Он предложил мне спустится по лестнице вниз, обещая любопытный материал. Две комнаты подвала, обширного на столько, что я едва мог бы это предполагать по входу и лавочке, были тускло освещены двумя лампочками. Было немножко жутко в этой полутьме, насыщенной запахом сырой залежавшейся бумаги, — специфическим запахом книжного склада или библиотеки, которую не топят. Всюду КНИГИ, книги, книги, подмокшие, отсыревшие, с оборвавшимися и потрескавшимися корешками, точно гробы литературных мнений, угасших интересов, пережитых и сданных в архив увлечений. Преобладала старина, и чувствовалось, что здесь много хлама в этой, для чего-то хранимой журналистике прошлого — от „Благонамеренного" до „Полезных упражнений юношества“, „Утренних зорь“, „Амфионов“ и „Каллиоп“. Зачем сохранила ирония судьбы от гибели эти стопы испорченной бумаги, в которой теперь уж никто не прочтет страницы?
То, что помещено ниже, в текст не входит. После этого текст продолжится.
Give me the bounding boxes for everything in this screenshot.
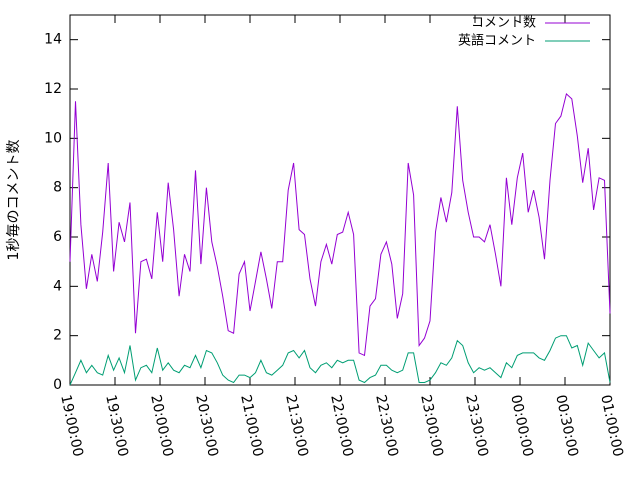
x-tick-label: 23:00:00	[417, 393, 446, 458]
legend-label-1: 英語コメント	[458, 33, 536, 49]
x-tick-label: 21:00:00	[237, 393, 266, 458]
y-tick-label: 10	[44, 130, 62, 146]
x-tick-label: 00:30:00	[552, 393, 581, 458]
y-tick-label: 8	[53, 180, 62, 196]
x-axis: 19:00:00 19:30:00 20:00:00 20:30:00 21:00:00…	[57, 15, 626, 458]
y-tick-label: 6	[53, 229, 62, 245]
legend-label-0: コメント数	[471, 16, 536, 31]
x-tick-label: 00:00:00	[507, 393, 536, 458]
x-tick-label: 20:00:00	[147, 393, 176, 458]
y-tick-label: 12	[44, 81, 62, 97]
y-tick-label: 14	[44, 32, 62, 48]
y-tick-label: 4	[53, 278, 62, 294]
series-line-0	[69, 92, 611, 357]
x-tick-label: 23:30:00	[462, 393, 491, 458]
series-line-1	[69, 335, 611, 386]
plot-frame	[69, 14, 611, 386]
y-tick-label: 0	[53, 377, 62, 393]
x-tick-label: 19:30:00	[102, 393, 131, 458]
x-tick-label: 01:00:00	[597, 393, 626, 458]
x-tick-label: 21:30:00	[282, 393, 311, 458]
x-tick-label: 19:00:00	[57, 393, 86, 458]
x-tick-label: 20:30:00	[192, 393, 221, 458]
x-tick-label: 22:30:00	[372, 393, 401, 458]
y-axis-label: 1秒毎のコメント数	[6, 140, 22, 261]
plot-area	[69, 14, 611, 386]
y-tick-label: 2	[53, 328, 62, 344]
series-lines	[69, 92, 611, 386]
x-tick-label: 22:00:00	[327, 393, 356, 458]
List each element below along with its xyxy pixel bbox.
От них веяло какими-то далекими, умершими воспоминаниями, от этих обуявших и утративших душу сокровищ книжного погреба, похожего на кладбище, где на корешках переплётов я, случайный, запоздалый и чуждый гость, читал, как на крестах, имена умерших людей и название забытых трудов. И этот сырой полусумрак подвала, и фигура странного старика, оставшегося там наверху, в шуме дня и атмосфере обыденности, и его убежденные слова — все это настраивало странно и нервно. Я заглянул во вторую комнату подвала и вздрогнул. Из угла его, где горел тусклый ночник, на меня глядели два больших острых, болезненно возбужденных глаза. У ночника, с трехкопеечною книжкой для народа в руке, сидел мальчик, лет 13— 14-ти, худенький, бледный, в изношенном рыжем пальто и измятом картузе. Маленький костыль стоял подле его стула. И костыль, и как-то неправильно посаженная на плечи голова, и сам он, точно замуравленный в мертвом подвале, — производили необычное впечатление, дополнявшее общее впечатление этого вечера и будившее интерес к странным хозяевам странной лавочки.